New York City parents and activists filed a federal lawsuit with the Office of Civil Rights on Monday, claiming that the city's high school admissions process discriminates against black and Hispanic students by storing them away in low performing schools and setting them up for failure. They demanded a federal investigation and an overhaul of the admissions system.
Deputy Chancellor Marc Sternberg said that Mayor Bloomberg’s administration inherited a system where zip code once determined a student’s quality of education. Since his first day in office, eliminating the achievement gap is a reform Bloomberg’s administration has championed. Admission to top performing schools is instead based on academic records, test scores, attendance, student preference and other factors.

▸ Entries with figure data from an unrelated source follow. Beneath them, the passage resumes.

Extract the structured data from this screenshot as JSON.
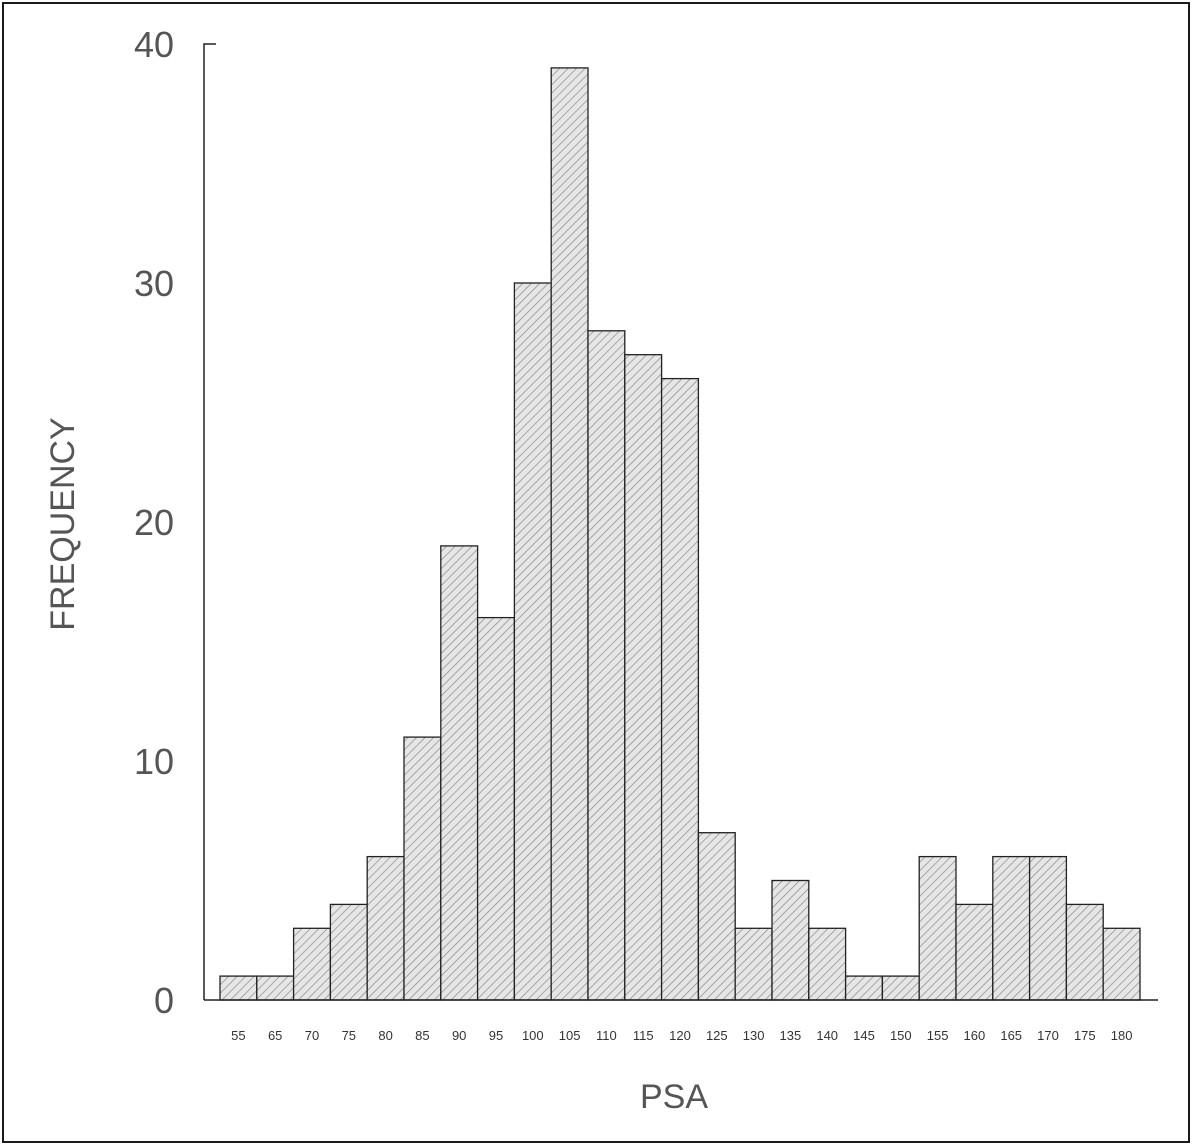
{
  "chart_data": {
    "type": "bar",
    "title": "",
    "xlabel": "PSA",
    "ylabel": "FREQUENCY",
    "categories": [
      "55",
      "65",
      "70",
      "75",
      "80",
      "85",
      "90",
      "95",
      "100",
      "105",
      "110",
      "115",
      "120",
      "125",
      "130",
      "135",
      "140",
      "145",
      "150",
      "155",
      "160",
      "165",
      "170",
      "175",
      "180"
    ],
    "values": [
      1,
      1,
      3,
      4,
      6,
      11,
      19,
      16,
      30,
      39,
      28,
      27,
      26,
      7,
      3,
      5,
      3,
      1,
      1,
      6,
      4,
      6,
      6,
      4,
      3
    ],
    "ylim": [
      0,
      40
    ],
    "yticks": [
      "0",
      "10",
      "20",
      "30",
      "40"
    ],
    "grid": false,
    "legend": "none",
    "bar_fill": "#e6e6e6",
    "bar_hatch_color": "#8a8a8a",
    "bar_stroke": "#222222"
  }
}
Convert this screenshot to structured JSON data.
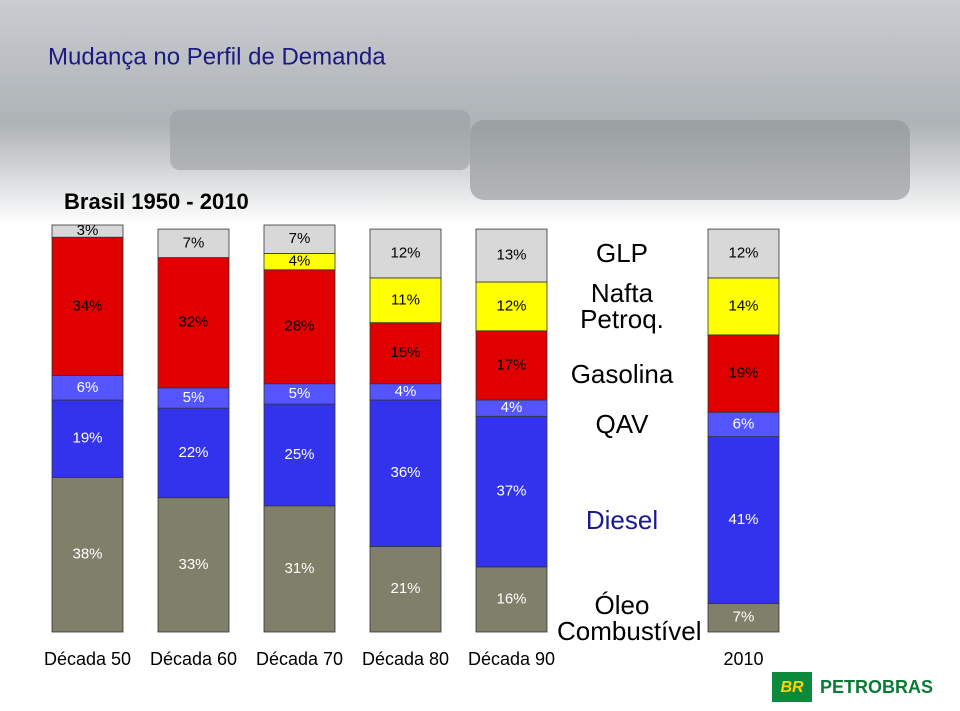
{
  "chart_data": {
    "type": "stacked-bar",
    "title": "Mudança no Perfil de Demanda",
    "subtitle": "Brasil 1950 - 2010",
    "logo": {
      "mark": "BR",
      "text": "PETROBRAS"
    },
    "categories": [
      "Década 50",
      "Década 60",
      "Década 70",
      "Década 80",
      "Década 90",
      "2010"
    ],
    "ylim": [
      0,
      100
    ],
    "series": [
      {
        "name": "Óleo Combustível",
        "color": "#7f7f6a",
        "values": [
          38,
          33,
          31,
          21,
          16,
          7
        ],
        "value_labels": [
          "38%",
          "33%",
          "31%",
          "21%",
          "16%",
          "7%"
        ]
      },
      {
        "name": "Diesel",
        "color": "#3333ee",
        "values": [
          19,
          22,
          25,
          36,
          37,
          41
        ],
        "value_labels": [
          "19%",
          "22%",
          "25%",
          "36%",
          "37%",
          "41%"
        ]
      },
      {
        "name": "QAV",
        "color": "#5555ff",
        "values": [
          6,
          5,
          5,
          4,
          4,
          6
        ],
        "value_labels": [
          "6%",
          "5%",
          "5%",
          "4%",
          "4%",
          "6%"
        ]
      },
      {
        "name": "Gasolina",
        "color": "#e00000",
        "values": [
          34,
          32,
          28,
          15,
          17,
          19
        ],
        "value_labels": [
          "34%",
          "32%",
          "28%",
          "15%",
          "17%",
          "19%"
        ]
      },
      {
        "name": "Nafta Petroq.",
        "color": "#ffff00",
        "values": [
          null,
          null,
          4,
          11,
          12,
          14
        ],
        "value_labels": [
          null,
          null,
          "4%",
          "11%",
          "12%",
          "14%"
        ]
      },
      {
        "name": "GLP",
        "color": "#d8d8d8",
        "values": [
          3,
          7,
          7,
          12,
          13,
          12
        ],
        "value_labels": [
          "3%",
          "7%",
          "7%",
          "12%",
          "13%",
          "12%"
        ]
      }
    ]
  }
}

However, Education Law Center attorney Wendy Lecker, who originally filed the complaint, says the selection process is racist.
“The city is sending African-American and Latino students to schools where they are much less likely to earn a diploma,” Lecker said. “We want new policies to give all students a fair shot.”
In 2011, only 3 in 5 black or Hispanic students graduated from a city high school within four years, compared to 4 in 5 white and Asian students, according to the Urban Justice Center. The most startling statistic reports that only 13 percent of black students and 15 percent of Hispanic students demonstrated college readiness.
Another lawsuit was filed earlier this month with the state’s Supreme Court, challenging a policy that gives preference to younger siblings whose family members are already enrolled in gifted and talented programs. Seats in the program are so limited that some parents considered temporarily adopting out their children to citywide faculty in order to secure a spot.
Janet Roberts, director of product development at Aristotle Circle, a tutoring company, commented on the quality of the city’s education, suggesting that students of all circumstances are intellectually inhibited by limited city resources.
"At the end of the day,” she said, “it's just so horrible to be a student in New York City right now.”